Ces Ecossais sont tout de même très forts. Détruits dimanche par le XV de la Rose au rugby, les voici dès le lundi requinqués, en ordre de bataille, prêts à envisager un «Scexit» («Scotland» plus «exit»). Et à retarder le Brexit d’au moins quelques jours. En annonçant lundi matin son intention de convoquer un second référendum sur l’indépendance de l’Ecosse, la cheffe du gouvernement écossais Nicola Sturgeon a, semble-t-il, fauché l’herbe sous le pied de la Première ministre britannique Theresa May. Elle avait en effet l’intention d’invoquer ce mardi l’article 50 et de donner ainsi le coup d’envoi de la sortie du Royaume-Uni de l’Union européenne, quelques heures après l’adoption par le Parlement de la loi sur l’article 50, intervenue lundi dans la soirée.

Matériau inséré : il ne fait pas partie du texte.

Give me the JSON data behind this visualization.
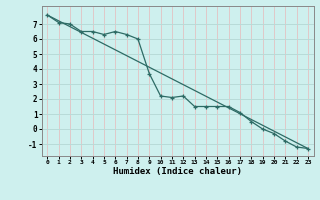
{
  "xlabel": "Humidex (Indice chaleur)",
  "background_color": "#cef0ee",
  "grid_color_h": "#b8dbd8",
  "grid_color_v": "#e0c8c8",
  "line_color": "#2d6b65",
  "xlim": [
    -0.5,
    23.5
  ],
  "ylim": [
    -1.8,
    8.2
  ],
  "yticks": [
    -1,
    0,
    1,
    2,
    3,
    4,
    5,
    6,
    7
  ],
  "xticks": [
    0,
    1,
    2,
    3,
    4,
    5,
    6,
    7,
    8,
    9,
    10,
    11,
    12,
    13,
    14,
    15,
    16,
    17,
    18,
    19,
    20,
    21,
    22,
    23
  ],
  "line1_x": [
    0,
    1,
    2,
    3,
    4,
    5,
    6,
    7,
    8,
    9,
    10,
    11,
    12,
    13,
    14,
    15,
    16,
    17,
    18,
    19,
    20,
    21,
    22,
    23
  ],
  "line1_y": [
    7.6,
    7.1,
    7.0,
    6.5,
    6.5,
    6.3,
    6.5,
    6.3,
    6.0,
    3.7,
    2.2,
    2.1,
    2.2,
    1.5,
    1.5,
    1.5,
    1.5,
    1.1,
    0.5,
    0.0,
    -0.3,
    -0.8,
    -1.2,
    -1.3
  ],
  "line2_x": [
    0,
    23
  ],
  "line2_y": [
    7.6,
    -1.3
  ]
}
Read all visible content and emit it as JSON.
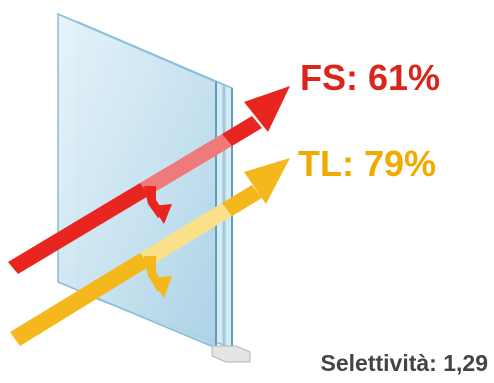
{
  "labels": {
    "solar_factor": "FS: 61%",
    "light_transmission": "TL: 79%",
    "selectivity": "Selettività: 1,29"
  },
  "colors": {
    "solar_arrow": "#e8251e",
    "solar_text": "#d9261c",
    "light_arrow": "#f5b81c",
    "light_text": "#f2a900",
    "glass_front": "#cfe6f2",
    "glass_edge": "#7fb7d3",
    "glass_shadow": "#9cc8de"
  },
  "icons": {
    "pane": "glass-pane-illustration",
    "solar_arrow": "solar-factor-arrow",
    "light_arrow": "light-transmission-arrow"
  }
}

Mais c’était compter sans l’initiative de Nicola Sturgeon. La dirigeante du Scottish National Party (SNP), parti indépendantiste, a souhaité l’organisation d’un référendum «entre l’automne 2018 et le printemps 2019», soit avant le Brexit définitif, mais au moment où le contenu des négociations commencera à émerger… Ces négociations, entre le Royaume-Uni et les vingt-sept autres membres de l’Union européenne, doivent en principe durer deux ans, à compter de l’invocation de l’article 50. Pendant cette période, le Royaume-Uni reste officiellement membre de l’UE.

Ironie. Finalement, Theresa May devrait attendre la toute fin du mois de mars, notamment pour éviter toute collusion avec les élections législatives aux Pays-Bas mercredi (lire pages 2 à 5) et les cérémonies d’anniversaire des soixante ans du Traité de Rome, traité fondateur de l’UE, le 25 mars.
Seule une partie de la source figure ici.